PSYCHOLOGICAL PROFILING FOR SECURITY-SENSITIVE ENGINEERING ROLES USING A HUMAN-CENTRIC SCREENING FRAMEWORK
Keywords:
psychological profiling, security-sensitive roles, human-centric screening, engineering psychology, situational judgment, behavioral assessment, risk suitabilityAbstract
Careers in security-sensitive industries such as aerospace, defence, and critical infrastructure will require more than simply technical skills, but also psychometric resilience and stress-honed reliability, along with demonstrated ethical reasoning. Human capacity, accessibility, and judgment are often overlooked in traditional hiring approaches. This article proposes a human-centric evaluation framework to support hiring decisions for security-focused activity roles within engineering. The framework proposes to introduce psychological profiling into the selection process. The human-centered framework would assess individual risk factors and resilience, and provide SJTs (situational judgement tasks) and behavioral simulations to measure a candidate's response and reaction to high-stakes situations. By presenting a potential candidate's psychometric sophistication along with emergent simulations, the appraisal framework provides a more comprehensive and contextual view of a person's suitability for risk-sensitive engineering.
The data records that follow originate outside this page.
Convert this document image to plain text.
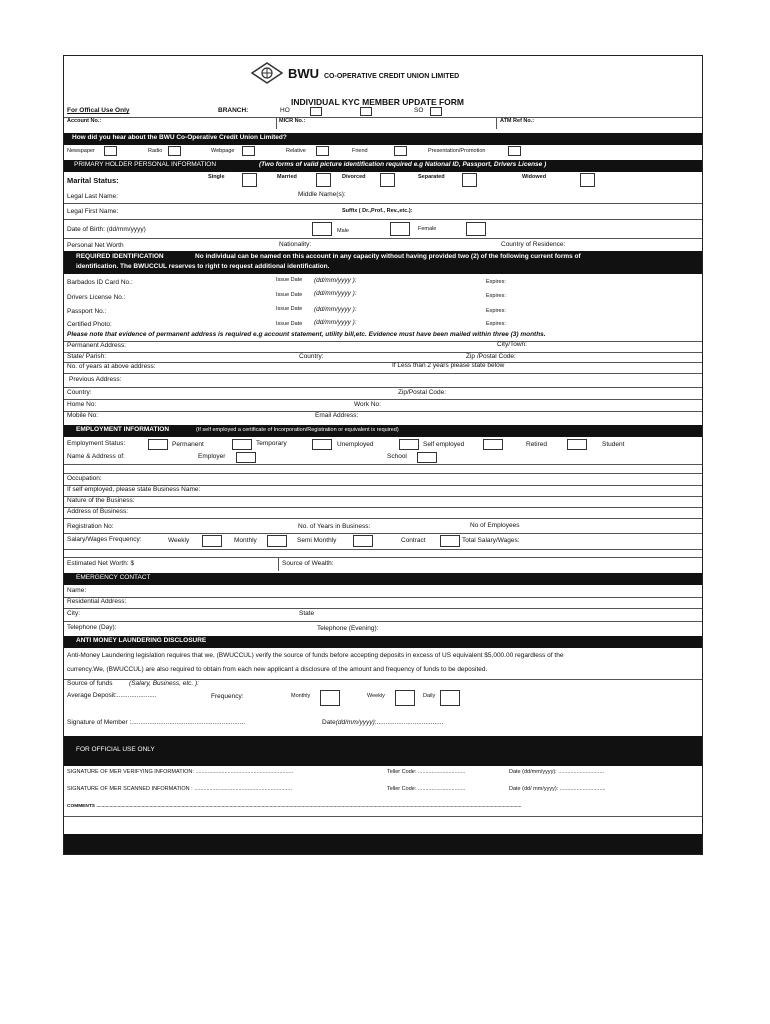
BWU CO-OPERATIVE CREDIT UNION LIMITED
INDIVIDUAL KYC MEMBER UPDATE FORM
For Offical Use Only	BRANCH:	HO	SO
Account No.:	MICR No.:	ATM Ref No.:
How did you hear about the BWU Co-Operative Credit Union Limited?
Newspaper	Radio	Webpage	Relative	Friend	Presentation/Promotion
PRIMARY HOLDER PERSONAL INFORMATION	(Two forms of valid picture identification required e.g National ID, Passport, Drivers License )
Marital Status:	Single	Married	Divorced	Separated	Widowed
Legal Last Name:	Middle Name(s):
Legal First Name:	Suffix ( Dr.,Prof., Rev.,etc.):
Date of Birth: (dd/mm/yyyy)	Male	Female
Personal Net Worth	Nationality:	Country of Residence:
REQUIRED IDENTIFICATION	No individual can be named on this account in any capacity without having provided two (2) of the following current forms of
identification. The BWUCCUL reserves to right to request additional identification.
Barbados ID Card No.:	Issue Date (dd/mm/yyyy ):	Expires:
Drivers License No.:	Issue Date (dd/mm/yyyy ):	Expires:
Passport No.:	Issue Date (dd/mm/yyyy ):	Expires:
Certified Photo:	Issue Date (dd/mm/yyyy ):	Expires:
Please note that evidence of permanent address is required e.g account statement, utility bill,etc. Evidence must have been mailed within three (3) months.
Permanent Address:	City/Town:
State/ Parish:	Country:	Zip /Postal Code:
No. of years at above address:	If Less than 2 years please state below
Previous Address:
Country:	Zip/Postal Code:
Home No:	Work No:
Mobile No:	Email Address:
EMPLOYMENT INFORMATION	(If self employed a certificate of Incorporation/Registration or equivalent is required)
Employment Status:	Permanent	Temporary	Unemployed	Self employed	Retired	Student
Name & Address of:	Employer	School
Occupation:
If self employed, please state Business Name:
Nature of the Business:
Address of Business:
Registration No:	No. of Years in Business:	No of Employees
Salary/Wages Frequency:	Weekly	Monthly	Semi Monthly	Contract	Total Salary/Wages:
Estimated Net Worth: $	Source of Wealth:
EMERGENCY CONTACT
Name:
Residential Address:
City:	State
Telephone (Day):	Telephone (Evening):
ANTI MONEY LAUNDERING DISCLOSURE
Anti-Money Laundering legislation requires that we, (BWUCCUL) verify the source of funds before accepting deposits in excess of US equivalent $5,000.00 regardless of the
currency.We, (BWUCCUL) are also required to obtain from each new applicant a disclosure of the amount and frequency of funds to be deposited.
Source of funds	(Salary, Business, etc. ):
Average Deposit:......................	Frequency:	Monthly	Weekly	Daily
Signature of Member :...............................................................	Date(dd/mm/yyyy):.....................................
FOR OFFICIAL USE ONLY
SIGNATURE OF MER VERIFYING INFORMATION: ................................................................	Teller Code: ...............................	Date (dd/mm/yyyy): ..............................
SIGNATURE OF MER SCANNED INFORMATION : ................................................................	Teller Code: ...............................	Date (dd/ mm/yyyy): ..............................
COMMENTS ...............................................................................................................................................................................................................................................................................................................................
Together with a focus on psychometric statistical rigor and empirical acceptability, the human-centered framework proposed ensures fairness and transparency, in addition to maximizing ethical integrity in alignment with factors needed by organizations and best psychology practices surrounding human cognition and action. This paper suggests a systemic way of formalizing ethical hiring approaches to improve talent decisions in high-consequence engineering space and make systems safer by having the right people choose to be in the right places at the right times, and maximizing the chances in reliability, performance, and teamwork while providing a framework for longitudinal study in wound prediction and trust cue calibration; the presented framework is designed to support continuous improvement.